From March 20 to 30, Dr. Eric Chudler took over the classroom. During his classes, the nuns learned about the history of neuroscience, neuroanatomy, states of consciousness, sensory perception (vision, hearing, touch, taste, and smell), memory and learning. While in class, they indulged in interactive lectures and learning activities.
About the teachers:
Eric Chudler, Ph.D. is a neuroscientist (Research Associate Professor) and
Executive Director of the Center for Neurotechnology in Seattle, Washington. He is a “basic researcher” performing experiments related to how the nervous system works and how Parkinson’s disease affects the brain. Eric received his Ph.D. from the Department of Psychology at the University of Washington in Seattle in 1985. He has worked at the National Institutes of Health in Bethesda, MD (1986-1989) and in the Department of Neurosurgery at Massachusetts General Hospital in Boston, MA (1989-1991). In addition to performing basic neuroscience research, Eric works with other neuroscientists and classroom teachers to develop educational materials to help K-12 students learn about the brain. His web site, Neuroscience for Kids, is accessed millions of times each year by students and teachers from around the world.

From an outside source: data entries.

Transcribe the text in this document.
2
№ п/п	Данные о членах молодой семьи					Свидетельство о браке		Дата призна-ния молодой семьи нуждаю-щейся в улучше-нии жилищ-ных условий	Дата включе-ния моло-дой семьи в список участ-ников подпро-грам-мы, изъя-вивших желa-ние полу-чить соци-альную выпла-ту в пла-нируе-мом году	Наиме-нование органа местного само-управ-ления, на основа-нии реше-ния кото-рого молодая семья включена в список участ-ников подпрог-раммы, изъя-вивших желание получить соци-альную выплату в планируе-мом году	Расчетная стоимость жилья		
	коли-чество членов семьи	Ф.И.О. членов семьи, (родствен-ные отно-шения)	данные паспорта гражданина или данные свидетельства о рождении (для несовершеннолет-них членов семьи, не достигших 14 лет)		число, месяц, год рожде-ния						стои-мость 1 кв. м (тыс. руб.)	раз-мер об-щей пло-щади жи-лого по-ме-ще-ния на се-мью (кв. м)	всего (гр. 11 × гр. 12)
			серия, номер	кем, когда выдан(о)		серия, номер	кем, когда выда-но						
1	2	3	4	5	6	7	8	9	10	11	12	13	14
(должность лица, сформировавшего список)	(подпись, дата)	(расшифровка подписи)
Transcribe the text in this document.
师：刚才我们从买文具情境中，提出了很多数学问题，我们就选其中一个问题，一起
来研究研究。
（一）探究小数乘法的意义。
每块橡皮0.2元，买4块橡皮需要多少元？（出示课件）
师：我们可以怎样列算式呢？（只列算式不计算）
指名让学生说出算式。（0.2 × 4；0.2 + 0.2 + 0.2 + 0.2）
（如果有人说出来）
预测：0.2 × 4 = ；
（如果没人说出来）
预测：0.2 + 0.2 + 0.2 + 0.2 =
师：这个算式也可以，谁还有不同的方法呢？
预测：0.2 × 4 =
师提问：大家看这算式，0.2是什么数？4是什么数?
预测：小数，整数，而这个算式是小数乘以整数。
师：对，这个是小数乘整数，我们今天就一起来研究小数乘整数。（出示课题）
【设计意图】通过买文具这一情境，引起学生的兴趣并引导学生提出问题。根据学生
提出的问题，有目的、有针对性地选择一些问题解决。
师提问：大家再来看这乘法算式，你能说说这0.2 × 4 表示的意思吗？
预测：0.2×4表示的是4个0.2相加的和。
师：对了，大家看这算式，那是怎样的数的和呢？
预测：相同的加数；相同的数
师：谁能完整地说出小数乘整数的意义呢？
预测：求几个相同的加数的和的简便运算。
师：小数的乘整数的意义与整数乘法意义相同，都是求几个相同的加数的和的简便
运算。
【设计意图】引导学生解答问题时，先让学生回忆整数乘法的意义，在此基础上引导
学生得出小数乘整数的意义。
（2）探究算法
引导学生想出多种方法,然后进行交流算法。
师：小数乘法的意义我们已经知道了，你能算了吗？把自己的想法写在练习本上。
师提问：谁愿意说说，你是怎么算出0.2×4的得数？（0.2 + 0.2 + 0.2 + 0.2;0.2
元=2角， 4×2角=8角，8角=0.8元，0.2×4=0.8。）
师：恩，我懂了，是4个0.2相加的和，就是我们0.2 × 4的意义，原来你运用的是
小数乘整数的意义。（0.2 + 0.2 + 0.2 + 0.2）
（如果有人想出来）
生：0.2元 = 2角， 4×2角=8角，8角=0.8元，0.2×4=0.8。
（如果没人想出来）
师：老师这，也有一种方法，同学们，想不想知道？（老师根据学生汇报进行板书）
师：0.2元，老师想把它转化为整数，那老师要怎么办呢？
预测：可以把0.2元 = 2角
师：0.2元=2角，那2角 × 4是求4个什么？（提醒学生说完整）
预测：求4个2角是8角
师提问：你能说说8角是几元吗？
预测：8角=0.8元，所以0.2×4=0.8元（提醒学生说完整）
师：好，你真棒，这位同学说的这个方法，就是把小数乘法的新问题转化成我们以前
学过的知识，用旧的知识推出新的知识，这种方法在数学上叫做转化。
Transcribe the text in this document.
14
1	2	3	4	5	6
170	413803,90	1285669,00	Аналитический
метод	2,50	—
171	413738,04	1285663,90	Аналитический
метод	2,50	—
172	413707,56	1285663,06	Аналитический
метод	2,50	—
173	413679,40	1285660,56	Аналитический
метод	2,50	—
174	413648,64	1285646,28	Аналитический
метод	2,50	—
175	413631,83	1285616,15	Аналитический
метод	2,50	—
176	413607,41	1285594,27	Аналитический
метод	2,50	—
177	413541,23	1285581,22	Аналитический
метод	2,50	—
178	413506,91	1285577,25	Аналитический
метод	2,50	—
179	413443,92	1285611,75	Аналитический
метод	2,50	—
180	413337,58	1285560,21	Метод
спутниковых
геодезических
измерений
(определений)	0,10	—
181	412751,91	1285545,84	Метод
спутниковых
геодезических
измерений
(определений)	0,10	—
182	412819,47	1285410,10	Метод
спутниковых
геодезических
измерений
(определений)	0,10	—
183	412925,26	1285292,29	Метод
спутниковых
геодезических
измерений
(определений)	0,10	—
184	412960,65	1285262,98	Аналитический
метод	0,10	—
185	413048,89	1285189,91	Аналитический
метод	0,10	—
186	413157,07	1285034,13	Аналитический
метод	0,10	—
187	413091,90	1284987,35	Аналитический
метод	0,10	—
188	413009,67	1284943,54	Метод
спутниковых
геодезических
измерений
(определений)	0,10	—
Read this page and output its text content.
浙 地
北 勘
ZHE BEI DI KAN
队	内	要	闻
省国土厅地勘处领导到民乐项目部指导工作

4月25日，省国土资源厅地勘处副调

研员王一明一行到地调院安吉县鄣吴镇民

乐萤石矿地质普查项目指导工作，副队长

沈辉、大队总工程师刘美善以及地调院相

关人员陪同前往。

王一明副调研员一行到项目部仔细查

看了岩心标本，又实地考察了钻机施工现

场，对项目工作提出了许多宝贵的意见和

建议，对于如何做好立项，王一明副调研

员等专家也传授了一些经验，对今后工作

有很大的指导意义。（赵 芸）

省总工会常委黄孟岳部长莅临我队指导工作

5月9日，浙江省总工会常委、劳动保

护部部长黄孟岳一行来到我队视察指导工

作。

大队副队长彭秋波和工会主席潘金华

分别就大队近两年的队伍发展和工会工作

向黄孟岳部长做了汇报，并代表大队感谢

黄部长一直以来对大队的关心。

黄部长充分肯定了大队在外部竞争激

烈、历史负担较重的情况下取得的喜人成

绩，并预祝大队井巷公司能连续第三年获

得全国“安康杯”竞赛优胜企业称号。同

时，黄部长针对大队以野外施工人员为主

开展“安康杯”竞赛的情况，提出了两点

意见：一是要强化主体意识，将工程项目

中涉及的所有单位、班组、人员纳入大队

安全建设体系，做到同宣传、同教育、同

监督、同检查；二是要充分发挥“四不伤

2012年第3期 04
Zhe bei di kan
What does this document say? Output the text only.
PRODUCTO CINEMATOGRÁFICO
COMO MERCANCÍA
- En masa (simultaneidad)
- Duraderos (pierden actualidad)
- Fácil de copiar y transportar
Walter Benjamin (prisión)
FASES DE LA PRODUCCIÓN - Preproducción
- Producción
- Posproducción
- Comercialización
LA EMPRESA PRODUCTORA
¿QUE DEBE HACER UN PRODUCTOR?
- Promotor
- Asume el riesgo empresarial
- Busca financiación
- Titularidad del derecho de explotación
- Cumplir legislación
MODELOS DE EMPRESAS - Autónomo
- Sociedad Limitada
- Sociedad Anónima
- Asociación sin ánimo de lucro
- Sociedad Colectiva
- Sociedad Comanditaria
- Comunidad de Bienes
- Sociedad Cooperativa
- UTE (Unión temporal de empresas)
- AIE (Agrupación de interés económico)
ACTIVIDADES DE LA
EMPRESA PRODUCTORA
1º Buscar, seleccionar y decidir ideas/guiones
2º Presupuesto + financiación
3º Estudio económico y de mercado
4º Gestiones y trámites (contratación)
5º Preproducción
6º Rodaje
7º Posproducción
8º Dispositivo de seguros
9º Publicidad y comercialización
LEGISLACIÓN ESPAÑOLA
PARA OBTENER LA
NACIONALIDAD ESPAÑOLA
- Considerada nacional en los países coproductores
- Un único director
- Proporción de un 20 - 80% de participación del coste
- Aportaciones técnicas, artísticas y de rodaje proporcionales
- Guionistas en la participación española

Sheer is a recent graduate from the University of California Berkeley receiving Honours in Cognitive Science and a minor in Data Science. Whilst there, he lead a course called “Meditation and Mindfulness: Traditional and Neuroscientific Perspectives.” Additionally, he was a student researcher at the Cognition and Action Lab, where he wrote his honours thesis. Since graduating, he has spent his time traveling across Nepal and India.